The research, which was co-authored by a Michigan State University marketing scholar, showed stark difference in how sexes evaluate art. While men seem to focus more on the artist's background and authenticity, women pay more attention to the art itself.
The study was the first to investigate how important an artist's "brand" was to average consumers when they appraise art. Turns out, that personal brand is very important, a finding that has implications for the 64 dollars billion art market and other product industries such as food and fashion.
Stephanie Mangus, assistant professor at MSU, and her fellow researchers had 518 people look at two unfamiliar paintings with made-up biographies of the artist. Some participants read a bio that characterized the artist as authentic - in other words, a lifelong painter who creates unique work. Others read a bio that characterized the artist as an ordinary painter who took up the craft only recently.

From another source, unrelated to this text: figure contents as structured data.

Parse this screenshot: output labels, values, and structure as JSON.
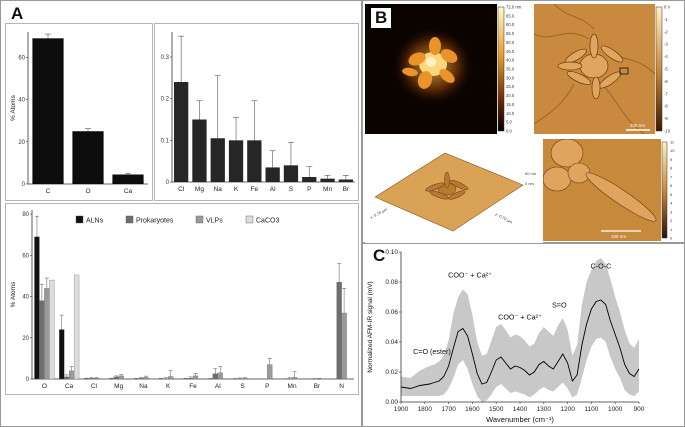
{
  "panel_labels": {
    "a": "A",
    "b": "B",
    "c": "C"
  },
  "chart_data": [
    {
      "id": "A-top-left",
      "type": "bar",
      "categories": [
        "C",
        "O",
        "Ca"
      ],
      "values": [
        69,
        25,
        4.5
      ],
      "errors": [
        2,
        1.2,
        0.6
      ],
      "ylabel": "% Atoms",
      "ylim": [
        0,
        72
      ],
      "yticks": [
        0,
        20,
        40,
        60
      ],
      "color": "#0d0d0d"
    },
    {
      "id": "A-top-right",
      "type": "bar",
      "categories": [
        "Cl",
        "Mg",
        "Na",
        "K",
        "Fe",
        "Al",
        "S",
        "P",
        "Mn",
        "Br"
      ],
      "values": [
        0.24,
        0.15,
        0.105,
        0.1,
        0.1,
        0.035,
        0.04,
        0.012,
        0.008,
        0.006
      ],
      "errors": [
        0.11,
        0.045,
        0.15,
        0.055,
        0.095,
        0.04,
        0.055,
        0.025,
        0.008,
        0.01
      ],
      "ylabel": "",
      "ylim": [
        0,
        0.36
      ],
      "yticks": [
        0.0,
        0.1,
        0.2,
        0.3
      ],
      "color": "#262626"
    },
    {
      "id": "A-bottom",
      "type": "bar",
      "categories": [
        "O",
        "Ca",
        "Cl",
        "Mg",
        "Na",
        "K",
        "Fe",
        "Al",
        "S",
        "P",
        "Mn",
        "Br",
        "N"
      ],
      "series": [
        {
          "name": "ALNs",
          "color": "#111111",
          "values": [
            69,
            24,
            0.2,
            0.15,
            0.1,
            0.1,
            0.1,
            0.05,
            0.05,
            0.01,
            0.01,
            0.01,
            0
          ],
          "errors": [
            10,
            7,
            0.2,
            0.2,
            0.2,
            0.2,
            0.2,
            0.2,
            0.2,
            0.1,
            0.1,
            0.1,
            0
          ]
        },
        {
          "name": "Prokaryotes",
          "color": "#6e6e6e",
          "values": [
            38,
            1,
            0.3,
            1,
            0.3,
            0.2,
            0.4,
            2.5,
            0.2,
            0,
            0.2,
            0.1,
            47
          ],
          "errors": [
            8,
            1,
            0.3,
            0.5,
            0.4,
            0.4,
            0.6,
            2.5,
            0.3,
            0,
            0.4,
            0.1,
            9
          ]
        },
        {
          "name": "VLPs",
          "color": "#9a9a9a",
          "values": [
            44,
            4,
            0.4,
            1.5,
            0.8,
            1.2,
            1.5,
            3,
            0.3,
            7,
            0.8,
            0.2,
            32
          ],
          "errors": [
            5,
            2,
            0.3,
            0.6,
            0.6,
            2.8,
            1.2,
            3,
            0.3,
            3,
            2.7,
            0.1,
            12
          ]
        },
        {
          "name": "CaCO3",
          "color": "#dcdcdc",
          "values": [
            48,
            50.5,
            0,
            0,
            0,
            0,
            0,
            0,
            0,
            0,
            0,
            0,
            0
          ],
          "errors": [
            0,
            0,
            0,
            0,
            0,
            0,
            0,
            0,
            0,
            0,
            0,
            0,
            0
          ]
        }
      ],
      "ylabel": "% Atoms",
      "ylim": [
        0,
        82
      ],
      "yticks": [
        0,
        20,
        40,
        60,
        80
      ],
      "legend": "top-center"
    },
    {
      "id": "C",
      "type": "line",
      "title": "",
      "xlabel": "Wavenumber (cm⁻¹)",
      "ylabel": "Normalized AFM-IR signal (mV)",
      "xlim": [
        1900,
        900
      ],
      "ylim": [
        0,
        0.1
      ],
      "xticks": [
        1900,
        1800,
        1700,
        1600,
        1500,
        1400,
        1300,
        1200,
        1100,
        1000,
        900
      ],
      "yticks": [
        0,
        0.02,
        0.04,
        0.06,
        0.08,
        0.1
      ],
      "x": [
        1900,
        1860,
        1820,
        1780,
        1760,
        1740,
        1720,
        1700,
        1680,
        1660,
        1640,
        1620,
        1600,
        1580,
        1560,
        1540,
        1520,
        1500,
        1480,
        1460,
        1440,
        1420,
        1400,
        1380,
        1360,
        1340,
        1320,
        1300,
        1280,
        1260,
        1240,
        1220,
        1200,
        1180,
        1160,
        1140,
        1120,
        1100,
        1080,
        1060,
        1040,
        1020,
        1000,
        980,
        960,
        940,
        920,
        900
      ],
      "mean": [
        0.01,
        0.009,
        0.011,
        0.012,
        0.013,
        0.014,
        0.017,
        0.024,
        0.036,
        0.047,
        0.049,
        0.044,
        0.032,
        0.019,
        0.012,
        0.013,
        0.02,
        0.028,
        0.03,
        0.026,
        0.022,
        0.024,
        0.023,
        0.021,
        0.018,
        0.02,
        0.025,
        0.027,
        0.024,
        0.022,
        0.027,
        0.032,
        0.026,
        0.014,
        0.018,
        0.038,
        0.052,
        0.062,
        0.067,
        0.068,
        0.065,
        0.054,
        0.045,
        0.036,
        0.025,
        0.019,
        0.017,
        0.022
      ],
      "upper": [
        0.017,
        0.016,
        0.021,
        0.024,
        0.025,
        0.027,
        0.031,
        0.041,
        0.059,
        0.07,
        0.075,
        0.072,
        0.058,
        0.04,
        0.031,
        0.032,
        0.041,
        0.05,
        0.052,
        0.048,
        0.043,
        0.045,
        0.044,
        0.041,
        0.037,
        0.039,
        0.046,
        0.05,
        0.047,
        0.044,
        0.051,
        0.056,
        0.048,
        0.031,
        0.038,
        0.065,
        0.08,
        0.088,
        0.094,
        0.096,
        0.092,
        0.082,
        0.07,
        0.06,
        0.048,
        0.039,
        0.036,
        0.042
      ],
      "lower": [
        0.004,
        0.004,
        0.004,
        0.004,
        0.004,
        0.004,
        0.005,
        0.009,
        0.016,
        0.025,
        0.028,
        0.022,
        0.012,
        0.004,
        0.0,
        0.001,
        0.005,
        0.01,
        0.012,
        0.009,
        0.006,
        0.007,
        0.006,
        0.005,
        0.003,
        0.005,
        0.008,
        0.01,
        0.008,
        0.007,
        0.01,
        0.013,
        0.009,
        0.003,
        0.005,
        0.016,
        0.028,
        0.037,
        0.042,
        0.043,
        0.04,
        0.03,
        0.022,
        0.016,
        0.008,
        0.005,
        0.004,
        0.007
      ],
      "line_color": "#000000",
      "band_color": "#c8c8c8",
      "annotations": [
        {
          "text": "COO⁻ + Ca²⁺",
          "x": 1610,
          "y": 0.083
        },
        {
          "text": "COO⁻ + Ca²⁺",
          "x": 1400,
          "y": 0.055
        },
        {
          "text": "S=O",
          "x": 1235,
          "y": 0.063
        },
        {
          "text": "C-O-C",
          "x": 1060,
          "y": 0.089
        },
        {
          "text": "C=O (ester)",
          "x": 1770,
          "y": 0.032
        }
      ]
    }
  ],
  "afm": {
    "scale1": [
      "72.0 nm",
      "65.0",
      "60.0",
      "55.0",
      "50.0",
      "45.0",
      "40.0",
      "35.0",
      "30.0",
      "25.0",
      "20.0",
      "15.0",
      "10.0",
      "5.0",
      "0.0"
    ],
    "scale2": [
      "0 V",
      "-1",
      "-2",
      "-3",
      "-4",
      "-5",
      "-6",
      "-7",
      "-8",
      "-9",
      "-10"
    ],
    "scale3": [
      "11",
      "10",
      "9",
      "8",
      "7",
      "6",
      "5",
      "4",
      "3",
      "2",
      "1",
      "0"
    ],
    "scalebar2": "200 nm",
    "scalebar4": "100 nm",
    "z3d_top": "60 nm",
    "z3d_bottom": "0 nm",
    "x3d": "x: 0.70 µm",
    "y3d": "y: 0.70 µm"
  }
}
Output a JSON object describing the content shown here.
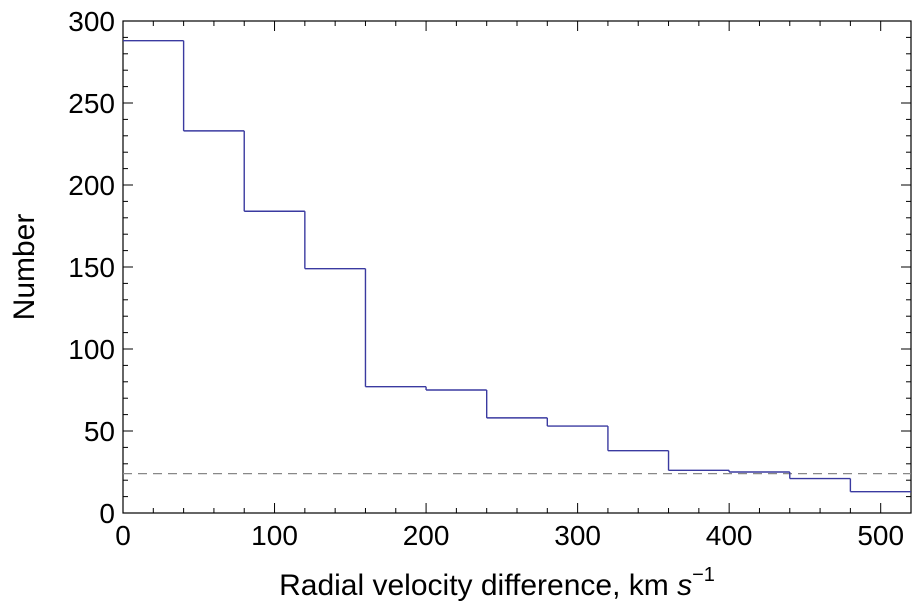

When the artist was characterized as authentic, participants had a much more favorable impression of both the artist and the artwork. Participants indicated they were more willing to buy that artist's painting and to pay a higher price for it.
Men were much more likely to use the artist's brand as a deciding factor when evaluating art. Mangus said this jibed with past research that indicated men tend to use factors that are known to them (in this case, the artist's brand) when making a decision.
Women also took the artist's authenticity into account, but a bigger factor for them was the artwork itself.
While the art market has grown steadily for the past 10 years - outperforming the equities market during that time - there's a dearth of research on how consumers were actually determining the worth of artwork, Mangus said.
The study is published in the journal Psychology and Marketing.